A controvérsia estabelecida quanto à natureza da relação jurídica formada entre as partes, estabelecida penas judicialmente, afasta a incidência da hipótese prevista no artigo 477, parágrafo 8o, da CLT.

Modifico.

Do imposto de renda

Esta Relatora tem entendimento pessoal no sentido de que as contribuições fiscais devem ser integralmente suportadas pelo empregador, por não ter efetuado os respectivos descontos às épocas próprias (artigo 186, do Novo Código Civil). Entretanto, diante da impossibilidade de reformatio in pejus e, vencida que fui pelos meus pares, rendo-me ao entendimento majoritário desta C. Turma e, em consonância com as regras contidas na Súmula 368, do C. TST, autorizo as deduções fiscais no crédito do autor, com base no valor total do crédito, observadas as parcelas tributáveis, conforme estipulado pela legislação fiscal pertinente.

Reformo.

RECURSO ORDINÁRIO DA RECLAMADA EMPRESA BRASILEIRA DE CORREIOS E TELÉGRAFOS

A MM. Vara de Origem condenou a recorrente subsidiariamente na quitação dos direitos trabalhistas do autor, mediante o fundamento de que houve intermediação de mão de obra, com interferência direta da mesma, o que se mostra equivocado.

O fenômeno jurídico da terceirização, calcado na intermediação de mão de obra, implica em responsabilidade do tomador de serviços pelos contratos de trabalho estabelecidos pela prestadora de serviços, em razão de ser o beneficiário final das tarefas realizadas pelos laboristas, estando a matéria já sedimentada pelo entendimento jurisprudencial cristalizado na Súmula 331, do C. TST.

No entanto, a situação sub examem não aponta a figura jurídica da locação de mão de obra, mas sim, relação comercial firmada entre empresas – franquia empresarial -, na forma estabelecida pela Lei 8955/94, o que nem de longe se assemelha à intermediação de mão de obra aventada na exordial e disciplinada na jurisprudência.

Ao contrário da conclusão adotada pela MM. Vara de Origem, o fato de a recorrente estabelecer parâmetros quanto à execução dos serviços, isoladamente não caracteriza terceirização de mão de obra.
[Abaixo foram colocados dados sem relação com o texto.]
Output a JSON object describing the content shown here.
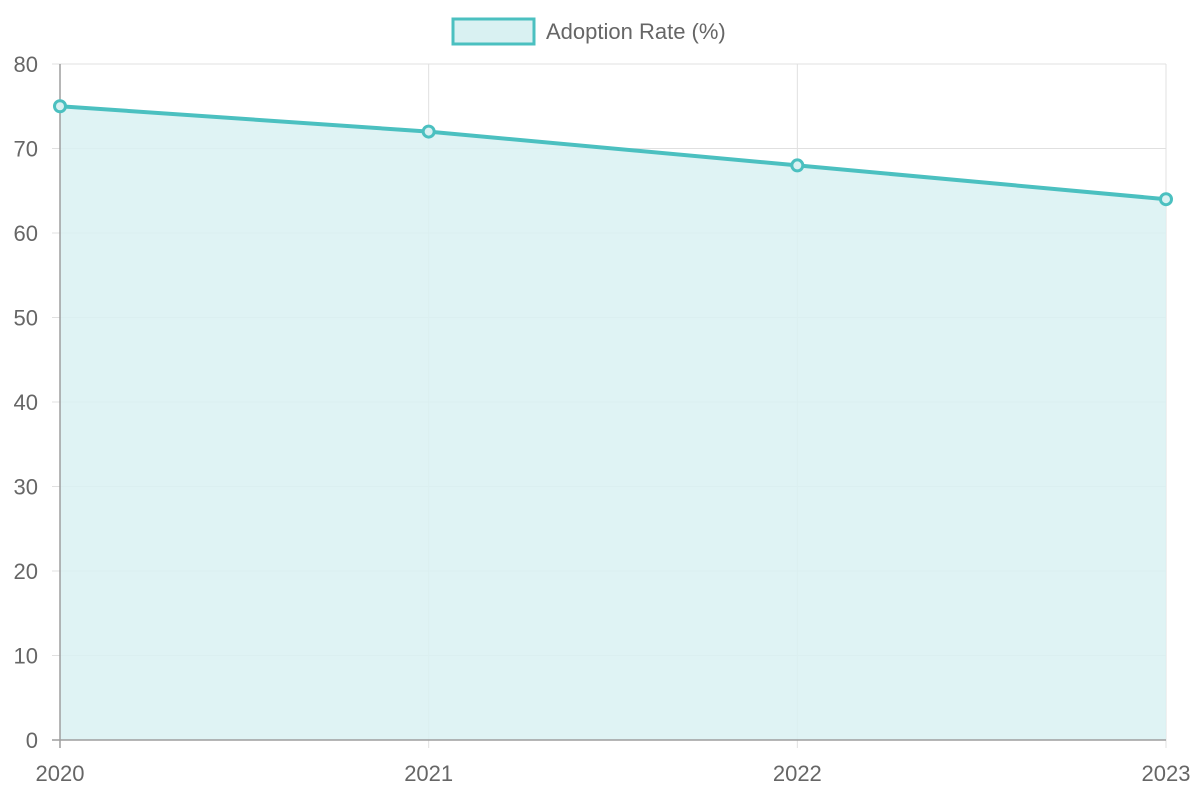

A apelante – Empresa Brasileira de Correios e Telégrafos – é empresa pública federal, criada pelo Decreto-Lei 509/69, vinculada ao Ministério das Comunicações, tendo como objetivo a prestação de serviços postais à população e nessa condição, por meio de instrumento legalmente estabelecido – franquia empresarial – cedeu à demandada 2 Mil Post Office S/C Ltda os direitos de exploração da atividade em comento. Assim, a supervisão, o estabelecimento de linhas básicas, tais como taxas e forma de realização de serviços, apenas visam a fiscalização quanto ao objeto central do contrato entabulado, de modo a resguardar a utilização da marca.

Destarte, a recorrente não é a beneficiária dos serviços prestados pelos empregados contratados pela reclamada 2 Mil Post Office S/C Ltda, mas somente se beneficia do resultado final da exploração de sua marca.
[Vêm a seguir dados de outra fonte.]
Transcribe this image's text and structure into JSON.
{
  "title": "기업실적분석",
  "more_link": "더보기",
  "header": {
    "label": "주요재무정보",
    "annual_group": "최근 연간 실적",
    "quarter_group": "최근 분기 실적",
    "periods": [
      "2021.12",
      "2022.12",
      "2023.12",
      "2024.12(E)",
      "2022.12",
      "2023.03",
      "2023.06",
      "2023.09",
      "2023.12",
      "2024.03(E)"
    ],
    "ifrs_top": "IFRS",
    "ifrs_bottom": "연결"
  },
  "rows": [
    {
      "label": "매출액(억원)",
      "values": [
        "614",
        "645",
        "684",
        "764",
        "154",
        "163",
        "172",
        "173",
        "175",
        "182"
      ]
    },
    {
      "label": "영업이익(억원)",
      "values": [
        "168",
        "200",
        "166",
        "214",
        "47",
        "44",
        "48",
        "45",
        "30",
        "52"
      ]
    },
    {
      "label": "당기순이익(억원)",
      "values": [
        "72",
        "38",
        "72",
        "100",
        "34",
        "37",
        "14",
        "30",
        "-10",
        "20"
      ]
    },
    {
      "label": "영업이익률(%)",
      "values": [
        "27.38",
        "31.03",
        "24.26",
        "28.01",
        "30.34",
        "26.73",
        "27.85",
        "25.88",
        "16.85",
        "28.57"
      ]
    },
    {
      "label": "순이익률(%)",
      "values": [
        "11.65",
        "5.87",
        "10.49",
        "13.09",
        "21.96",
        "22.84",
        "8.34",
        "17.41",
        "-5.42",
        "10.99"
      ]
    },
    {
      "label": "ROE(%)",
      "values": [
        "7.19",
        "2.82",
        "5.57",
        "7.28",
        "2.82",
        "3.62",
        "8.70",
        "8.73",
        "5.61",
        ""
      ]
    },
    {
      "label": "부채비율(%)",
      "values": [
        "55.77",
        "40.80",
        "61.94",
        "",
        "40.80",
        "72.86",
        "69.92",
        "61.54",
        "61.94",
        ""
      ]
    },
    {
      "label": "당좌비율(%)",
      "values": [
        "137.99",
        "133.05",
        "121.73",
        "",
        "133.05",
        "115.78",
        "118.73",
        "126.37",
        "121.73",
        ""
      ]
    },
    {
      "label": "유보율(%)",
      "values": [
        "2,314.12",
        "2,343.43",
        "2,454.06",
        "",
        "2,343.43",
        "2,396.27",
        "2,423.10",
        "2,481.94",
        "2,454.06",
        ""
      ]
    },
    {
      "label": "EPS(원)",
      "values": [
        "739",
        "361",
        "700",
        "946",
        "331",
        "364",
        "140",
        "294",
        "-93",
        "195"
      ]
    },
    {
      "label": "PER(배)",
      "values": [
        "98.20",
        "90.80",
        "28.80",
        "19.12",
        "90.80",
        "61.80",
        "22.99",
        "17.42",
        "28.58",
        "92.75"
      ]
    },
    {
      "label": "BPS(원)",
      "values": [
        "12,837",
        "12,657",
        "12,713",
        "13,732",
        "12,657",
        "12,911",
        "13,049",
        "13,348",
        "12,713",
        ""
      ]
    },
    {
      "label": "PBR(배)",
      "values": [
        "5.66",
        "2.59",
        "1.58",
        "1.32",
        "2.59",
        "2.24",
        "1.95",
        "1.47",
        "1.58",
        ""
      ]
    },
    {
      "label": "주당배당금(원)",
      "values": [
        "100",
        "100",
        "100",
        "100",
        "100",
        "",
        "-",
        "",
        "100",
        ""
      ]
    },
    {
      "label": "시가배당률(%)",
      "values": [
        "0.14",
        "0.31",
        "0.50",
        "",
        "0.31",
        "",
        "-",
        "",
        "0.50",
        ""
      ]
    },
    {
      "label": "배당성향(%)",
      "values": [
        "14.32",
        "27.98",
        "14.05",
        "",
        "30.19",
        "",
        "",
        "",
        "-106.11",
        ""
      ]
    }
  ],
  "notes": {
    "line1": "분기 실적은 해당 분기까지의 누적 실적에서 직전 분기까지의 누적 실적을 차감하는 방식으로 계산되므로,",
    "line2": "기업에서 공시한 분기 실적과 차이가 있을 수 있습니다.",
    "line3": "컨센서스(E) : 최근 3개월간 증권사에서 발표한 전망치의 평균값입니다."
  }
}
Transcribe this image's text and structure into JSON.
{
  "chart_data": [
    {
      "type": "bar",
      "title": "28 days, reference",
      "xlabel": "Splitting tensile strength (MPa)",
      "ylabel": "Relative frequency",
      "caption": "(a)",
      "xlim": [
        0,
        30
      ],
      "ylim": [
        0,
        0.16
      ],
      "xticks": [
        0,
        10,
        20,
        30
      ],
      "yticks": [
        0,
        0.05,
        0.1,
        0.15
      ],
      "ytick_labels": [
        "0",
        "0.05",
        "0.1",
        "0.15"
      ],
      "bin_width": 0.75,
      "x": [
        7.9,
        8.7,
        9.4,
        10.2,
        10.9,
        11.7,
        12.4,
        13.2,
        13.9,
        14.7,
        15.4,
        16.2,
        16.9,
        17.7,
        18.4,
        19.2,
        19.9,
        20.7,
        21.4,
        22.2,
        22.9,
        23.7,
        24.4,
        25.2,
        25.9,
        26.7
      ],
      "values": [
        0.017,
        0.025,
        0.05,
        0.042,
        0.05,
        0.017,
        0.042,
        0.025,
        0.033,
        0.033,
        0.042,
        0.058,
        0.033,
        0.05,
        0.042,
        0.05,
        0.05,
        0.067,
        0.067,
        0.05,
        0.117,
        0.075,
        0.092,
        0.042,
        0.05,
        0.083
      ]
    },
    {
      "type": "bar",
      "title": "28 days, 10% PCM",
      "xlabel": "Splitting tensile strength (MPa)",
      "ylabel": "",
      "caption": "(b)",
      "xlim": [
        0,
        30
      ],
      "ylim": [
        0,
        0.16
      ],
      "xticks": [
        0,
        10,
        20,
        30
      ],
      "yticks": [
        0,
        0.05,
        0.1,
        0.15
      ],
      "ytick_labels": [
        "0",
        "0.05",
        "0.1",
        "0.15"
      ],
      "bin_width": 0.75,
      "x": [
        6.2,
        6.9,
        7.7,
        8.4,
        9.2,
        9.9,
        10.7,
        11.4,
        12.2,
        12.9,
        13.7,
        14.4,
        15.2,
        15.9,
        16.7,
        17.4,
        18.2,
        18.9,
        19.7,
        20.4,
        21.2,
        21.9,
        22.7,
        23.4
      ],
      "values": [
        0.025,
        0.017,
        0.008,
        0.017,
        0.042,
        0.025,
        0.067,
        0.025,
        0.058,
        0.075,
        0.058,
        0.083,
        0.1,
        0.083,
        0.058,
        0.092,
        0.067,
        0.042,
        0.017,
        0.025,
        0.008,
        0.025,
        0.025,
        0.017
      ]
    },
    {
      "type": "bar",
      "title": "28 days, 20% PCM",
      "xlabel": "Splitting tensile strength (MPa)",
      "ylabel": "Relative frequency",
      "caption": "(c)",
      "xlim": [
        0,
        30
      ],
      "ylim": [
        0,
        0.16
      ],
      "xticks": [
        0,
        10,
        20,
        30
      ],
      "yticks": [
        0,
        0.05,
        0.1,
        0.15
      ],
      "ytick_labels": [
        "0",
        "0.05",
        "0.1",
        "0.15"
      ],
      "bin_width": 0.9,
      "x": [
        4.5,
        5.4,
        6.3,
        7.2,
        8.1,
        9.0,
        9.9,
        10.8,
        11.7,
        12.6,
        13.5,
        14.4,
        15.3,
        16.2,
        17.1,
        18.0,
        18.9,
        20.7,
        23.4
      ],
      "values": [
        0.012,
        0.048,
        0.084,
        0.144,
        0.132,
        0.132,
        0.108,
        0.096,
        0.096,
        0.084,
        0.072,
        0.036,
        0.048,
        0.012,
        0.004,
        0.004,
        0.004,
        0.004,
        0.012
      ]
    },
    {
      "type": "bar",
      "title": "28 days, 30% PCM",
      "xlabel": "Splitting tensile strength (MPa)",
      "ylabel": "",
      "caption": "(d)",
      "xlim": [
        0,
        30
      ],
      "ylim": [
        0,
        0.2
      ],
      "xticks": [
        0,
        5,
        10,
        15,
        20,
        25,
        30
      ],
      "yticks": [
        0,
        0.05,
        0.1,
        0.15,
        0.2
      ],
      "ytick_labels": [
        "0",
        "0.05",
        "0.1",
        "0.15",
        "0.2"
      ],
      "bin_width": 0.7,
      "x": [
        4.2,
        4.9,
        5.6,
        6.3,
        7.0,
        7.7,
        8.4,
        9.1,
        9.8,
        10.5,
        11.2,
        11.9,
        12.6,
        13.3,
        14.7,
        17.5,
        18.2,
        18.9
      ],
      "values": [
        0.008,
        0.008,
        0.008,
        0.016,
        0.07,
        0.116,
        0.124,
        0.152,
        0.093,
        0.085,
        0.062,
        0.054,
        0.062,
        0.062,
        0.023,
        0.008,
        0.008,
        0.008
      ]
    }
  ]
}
Reformo, pois, a r. decisão de origem, para afastar a responsabilidade da recorrente, impondo-se a extinção do processo sem julgamento do mérito, nos termos do artigo 267, VI, do CPC, com referência à mesma.

Prejudicado o exame dos demais tópicos recursais.
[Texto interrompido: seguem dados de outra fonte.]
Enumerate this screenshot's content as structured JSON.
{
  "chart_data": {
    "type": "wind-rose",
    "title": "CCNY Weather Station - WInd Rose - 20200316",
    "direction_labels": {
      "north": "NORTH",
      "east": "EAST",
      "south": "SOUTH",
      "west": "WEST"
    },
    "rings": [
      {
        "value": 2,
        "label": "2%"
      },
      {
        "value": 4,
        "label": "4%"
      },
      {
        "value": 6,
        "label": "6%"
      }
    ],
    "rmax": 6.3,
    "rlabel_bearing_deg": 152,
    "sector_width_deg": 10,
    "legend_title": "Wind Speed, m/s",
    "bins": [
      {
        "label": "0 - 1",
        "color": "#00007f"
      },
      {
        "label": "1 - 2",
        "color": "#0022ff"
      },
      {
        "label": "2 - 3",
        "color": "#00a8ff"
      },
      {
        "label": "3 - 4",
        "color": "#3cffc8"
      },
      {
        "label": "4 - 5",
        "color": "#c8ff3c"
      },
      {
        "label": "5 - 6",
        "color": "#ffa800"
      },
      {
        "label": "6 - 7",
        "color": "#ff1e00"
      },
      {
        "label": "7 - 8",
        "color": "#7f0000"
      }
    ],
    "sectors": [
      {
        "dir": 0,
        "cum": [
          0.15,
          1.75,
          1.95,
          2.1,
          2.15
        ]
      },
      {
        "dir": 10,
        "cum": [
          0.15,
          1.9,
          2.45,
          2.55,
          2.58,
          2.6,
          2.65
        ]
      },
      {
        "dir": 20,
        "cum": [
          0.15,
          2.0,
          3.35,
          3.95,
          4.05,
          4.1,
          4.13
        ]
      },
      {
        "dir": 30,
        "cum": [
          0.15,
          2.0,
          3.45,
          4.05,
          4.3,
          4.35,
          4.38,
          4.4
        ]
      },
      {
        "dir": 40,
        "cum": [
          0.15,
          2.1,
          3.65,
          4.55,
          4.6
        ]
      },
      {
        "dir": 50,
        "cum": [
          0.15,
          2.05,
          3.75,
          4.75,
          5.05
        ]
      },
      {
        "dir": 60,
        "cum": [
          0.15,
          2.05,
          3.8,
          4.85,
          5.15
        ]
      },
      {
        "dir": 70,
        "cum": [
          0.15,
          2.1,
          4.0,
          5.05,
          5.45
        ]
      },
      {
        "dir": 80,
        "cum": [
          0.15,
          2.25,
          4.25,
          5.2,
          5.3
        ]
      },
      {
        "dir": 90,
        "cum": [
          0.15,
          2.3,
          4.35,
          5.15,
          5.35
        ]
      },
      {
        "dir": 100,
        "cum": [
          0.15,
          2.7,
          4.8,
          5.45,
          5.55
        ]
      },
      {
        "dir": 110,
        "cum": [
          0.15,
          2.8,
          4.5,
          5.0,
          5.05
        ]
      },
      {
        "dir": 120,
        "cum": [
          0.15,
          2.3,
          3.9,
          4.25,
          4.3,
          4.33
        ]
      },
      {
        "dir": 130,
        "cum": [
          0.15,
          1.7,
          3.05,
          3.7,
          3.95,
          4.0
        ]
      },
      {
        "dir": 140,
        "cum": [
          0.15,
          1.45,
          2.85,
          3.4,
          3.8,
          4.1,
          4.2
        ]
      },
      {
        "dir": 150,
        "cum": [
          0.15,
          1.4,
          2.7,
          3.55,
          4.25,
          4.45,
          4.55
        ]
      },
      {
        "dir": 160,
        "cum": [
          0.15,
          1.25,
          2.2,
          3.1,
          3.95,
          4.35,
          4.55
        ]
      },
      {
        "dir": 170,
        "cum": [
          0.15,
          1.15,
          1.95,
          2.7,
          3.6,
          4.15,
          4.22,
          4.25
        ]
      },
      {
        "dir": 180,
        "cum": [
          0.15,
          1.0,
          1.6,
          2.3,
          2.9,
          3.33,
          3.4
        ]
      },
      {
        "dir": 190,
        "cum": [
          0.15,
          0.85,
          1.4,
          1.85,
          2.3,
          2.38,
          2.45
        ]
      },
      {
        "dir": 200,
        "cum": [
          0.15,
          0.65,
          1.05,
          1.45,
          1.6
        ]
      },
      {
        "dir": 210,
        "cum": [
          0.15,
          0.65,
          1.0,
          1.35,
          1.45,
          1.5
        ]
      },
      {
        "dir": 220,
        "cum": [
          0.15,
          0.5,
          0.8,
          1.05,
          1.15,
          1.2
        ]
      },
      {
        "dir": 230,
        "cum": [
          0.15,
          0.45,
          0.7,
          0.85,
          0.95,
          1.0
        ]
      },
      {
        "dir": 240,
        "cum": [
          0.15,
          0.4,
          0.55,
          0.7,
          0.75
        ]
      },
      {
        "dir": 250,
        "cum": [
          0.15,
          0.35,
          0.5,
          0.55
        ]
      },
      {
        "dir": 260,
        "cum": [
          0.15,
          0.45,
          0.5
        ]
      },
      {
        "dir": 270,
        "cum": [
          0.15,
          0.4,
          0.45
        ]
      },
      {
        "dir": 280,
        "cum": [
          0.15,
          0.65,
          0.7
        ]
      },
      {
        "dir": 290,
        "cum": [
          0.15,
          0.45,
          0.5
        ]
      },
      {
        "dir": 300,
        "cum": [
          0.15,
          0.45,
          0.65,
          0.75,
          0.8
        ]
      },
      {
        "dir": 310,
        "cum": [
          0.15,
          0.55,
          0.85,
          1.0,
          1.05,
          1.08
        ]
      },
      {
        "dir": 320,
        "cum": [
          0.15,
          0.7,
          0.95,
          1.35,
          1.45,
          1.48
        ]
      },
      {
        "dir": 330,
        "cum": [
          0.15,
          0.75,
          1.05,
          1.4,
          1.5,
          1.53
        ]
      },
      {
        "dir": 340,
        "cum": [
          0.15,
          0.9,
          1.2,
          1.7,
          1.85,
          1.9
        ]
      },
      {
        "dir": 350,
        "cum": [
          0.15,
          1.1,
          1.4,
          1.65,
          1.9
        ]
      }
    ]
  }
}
Isto posto, conheço dos recursos interpostos e, no mérito DOU PROVIMENTO ao apelo da reclamada EMPRESA BRASILEIRA DE CORREIOS E TELÉGRAFOS, para decretar a extinção do processo sem julgamento do mérito, nos termos do artigo 267, VI, do CPC, com referência à mesma. DOU PROVIMENTO PARCIAL ao recurso da reclamada 2 MIL POST OFFICE S/C LTDA, para excluir da condenação as verbas de: multa de 20% sobre FGTS, indenização correspondente ao seguro desemprego e multa prevista no artigo 477, parágrafo 8o, da CLT, bem como para determinar a observância da Súmula 368, do C. TST, quanto aos recolhimentos fiscais. No mais, mantenho a r. decisão de primeiro grau em todos os seus termos, inclusive no tocante ao valor da condenação.